Whitmarsh delighted with Hamilton
Tuesday 12th July 2011
McLaren team principal Martin Whitmarsh believes Lewis Hamilton answered his critics with Sunday's British Grand Prix performance.
Whitmarsh, though, now feels it is time for the team to do likewise in the wake of a below-par display by their own high standards.
Hamilton conjured a sterling drive, one that countered the negative comments regarding his driving style in the build-up to the race, finishing fourth in a car nowhere near as quick as Ferrari or Red Bull after starting 10th.
In particular, McLaren misjudged the early conditions and the 26-year-old's stellar start as he was forced to enter fuel-saving mode 15 laps from home.
"In difficult conditions Lewis drove a great race," said Whitmarsh.
"He has to be congratulated for discipline and control to race a car in which he had to back off, to save fuel, to coast.
"It sounds easy, but your tyres and brakes cool off, the balance changes and it is much more difficult to drive a car when it's not on the sweet spot, but he did a great job.
"I think it was a drive in response to the critics, just avoiding the podium in a car that wasn't the quickest.
"It would have been very easy, under the conditions, to have become frustrated, to have not saved the required fuel, to have lost focus and balance when in effect you are having to let drivers past.

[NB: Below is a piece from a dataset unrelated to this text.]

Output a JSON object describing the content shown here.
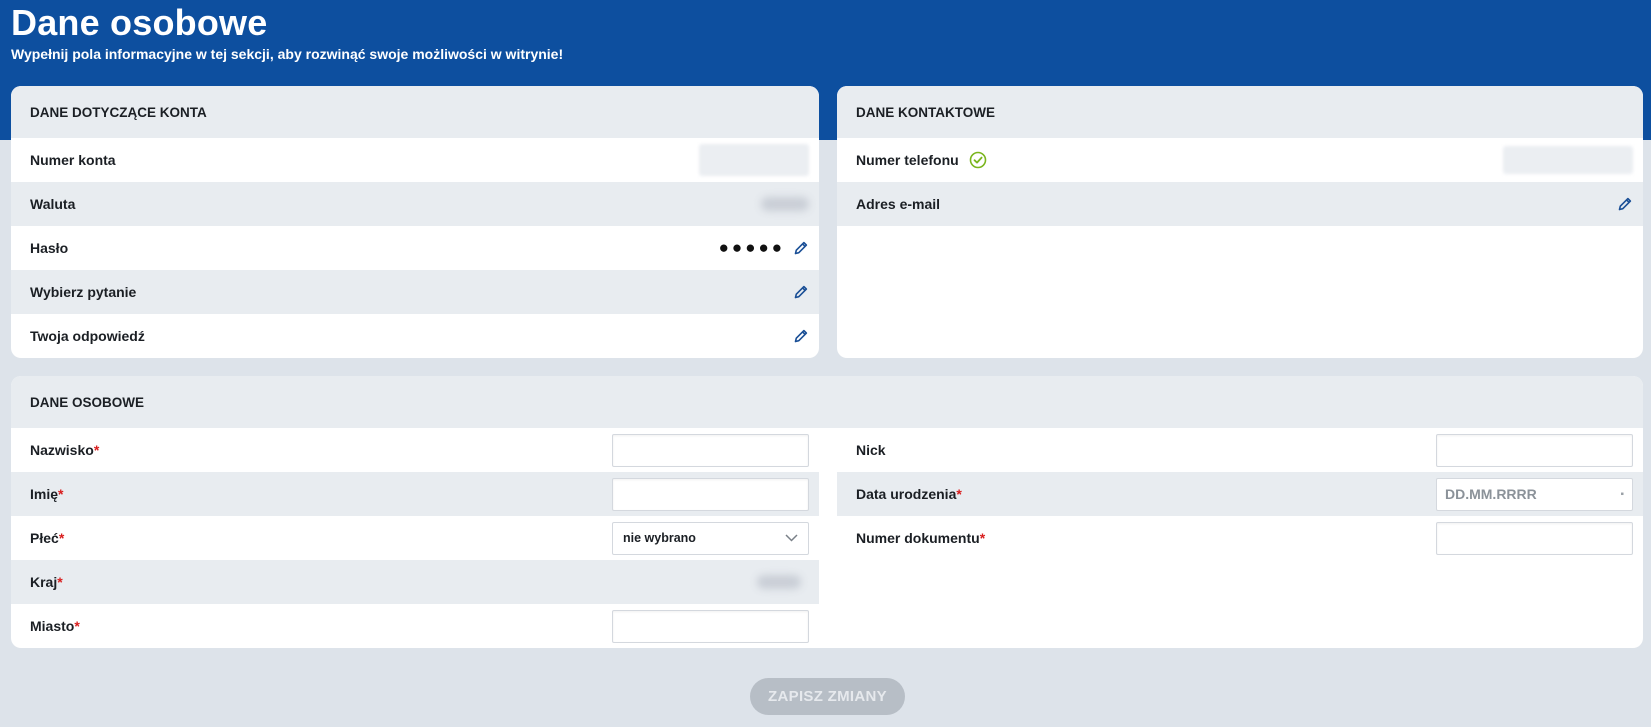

"It's not a comfortable place to be, but he drove without mistake, with the right levels of passion and aggression, and above all with the right level of discipline and control throughout."
As for McLaren, their gaffe with Hamilton's fuel was compounded by one of Jenson Button's pit crew who lost a wheel nut at his final stop.

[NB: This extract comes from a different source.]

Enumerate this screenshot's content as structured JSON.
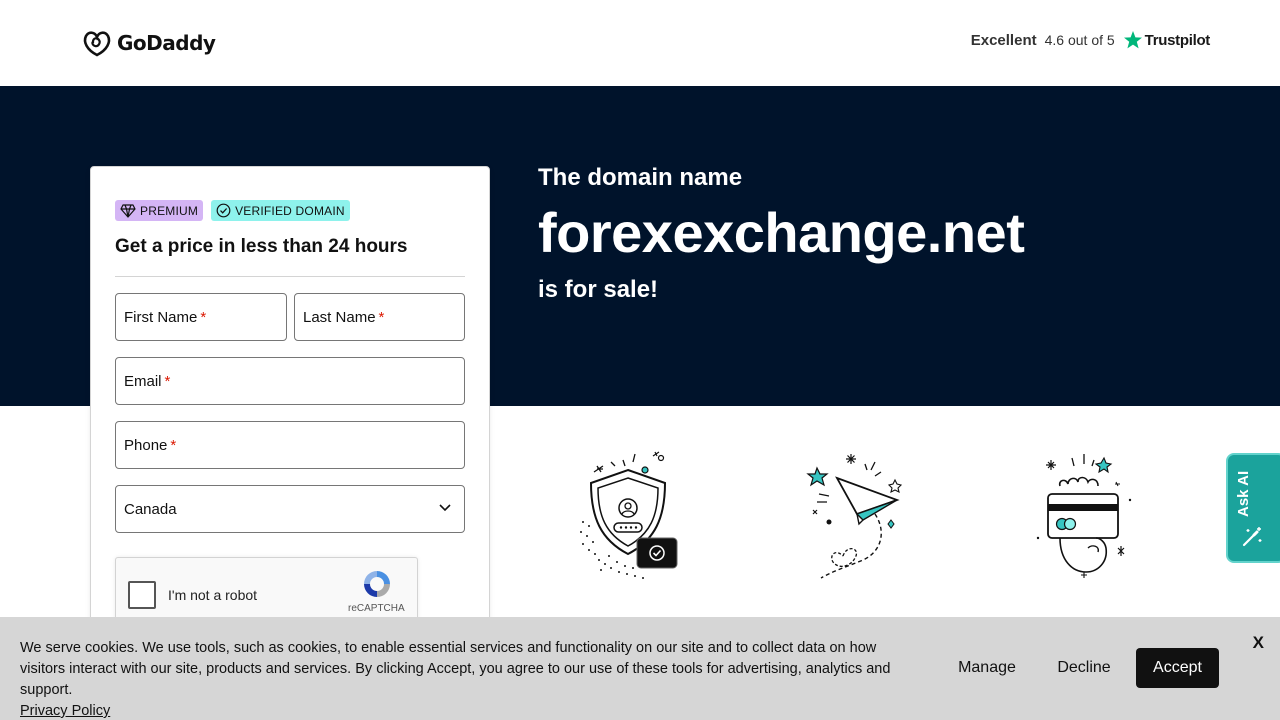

It resulted in Button being allowed to leave without his right wheel firmly in place, with the 31-year-old forced to pull over within yards of setting off as it began to work loose.

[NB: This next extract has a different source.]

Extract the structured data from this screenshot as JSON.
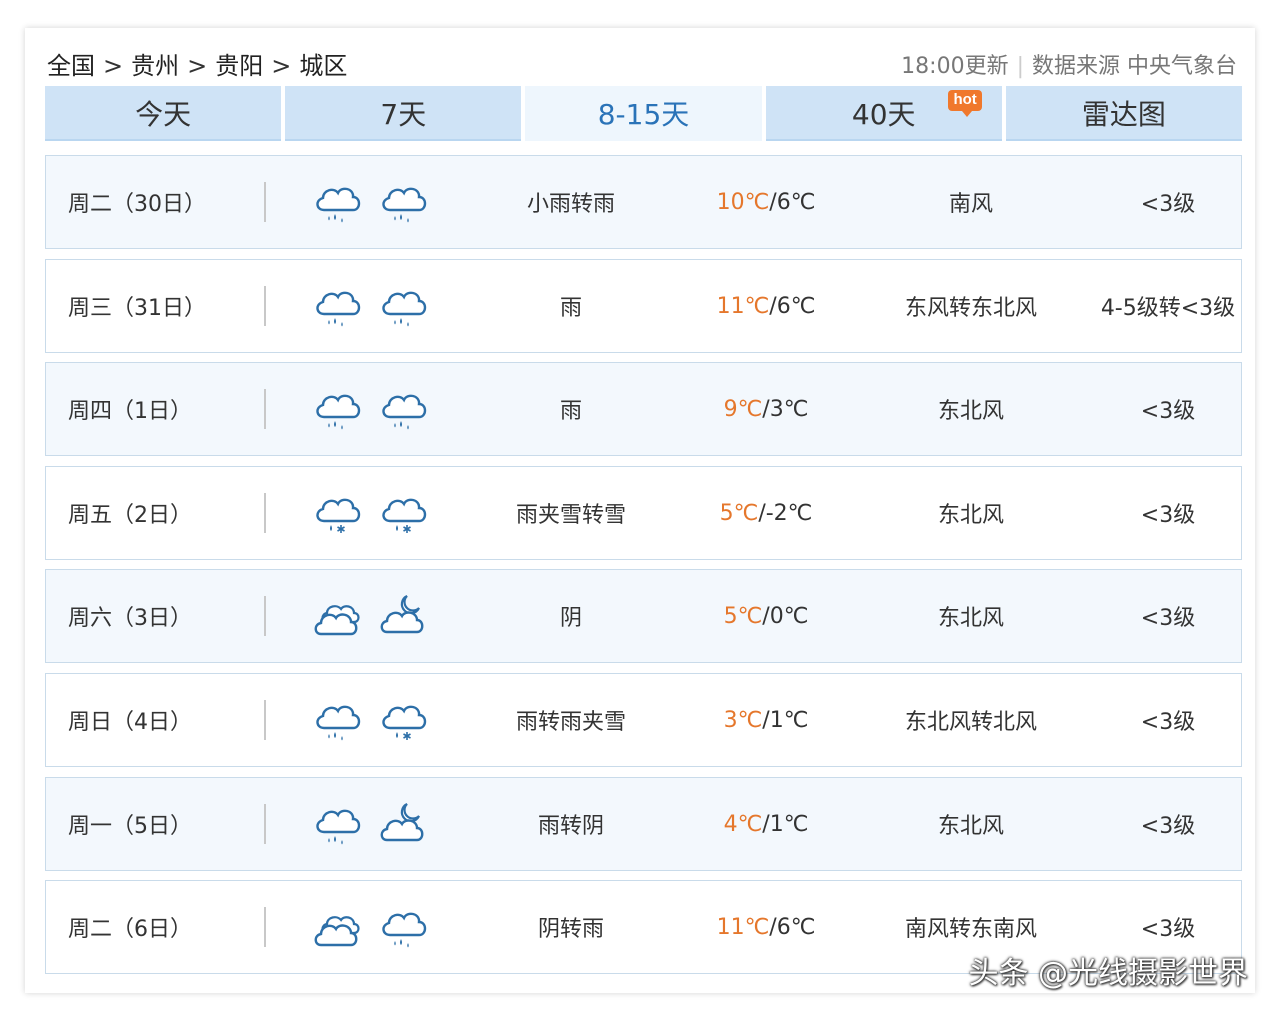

When you throw in McLaren's troubles in adapting to the change to the diffuser regulations, it was primarily a weekend to forget.
Whitmarsh knows his team have to raise their game, adding: "It is accepted and acknowledged there is more pressure on a team like McLaren than the majority of the teams in this paddock.
"I don't have a problem with that because actually the pressure is from within us. We expect to win.
"If we ever sat back and said 'Well, that was okay, it was fourth place, nearly a podium', and started to congratulate ourselves, then it would be the beginning of the end.
"We have to be disappointed all the time we are not winning any of the races.
"Sometimes that is a positive motivating force, other times it can bubble over into a destructive frustration.
"It can be amplified in some things you say, but you have to accept that is part of the game."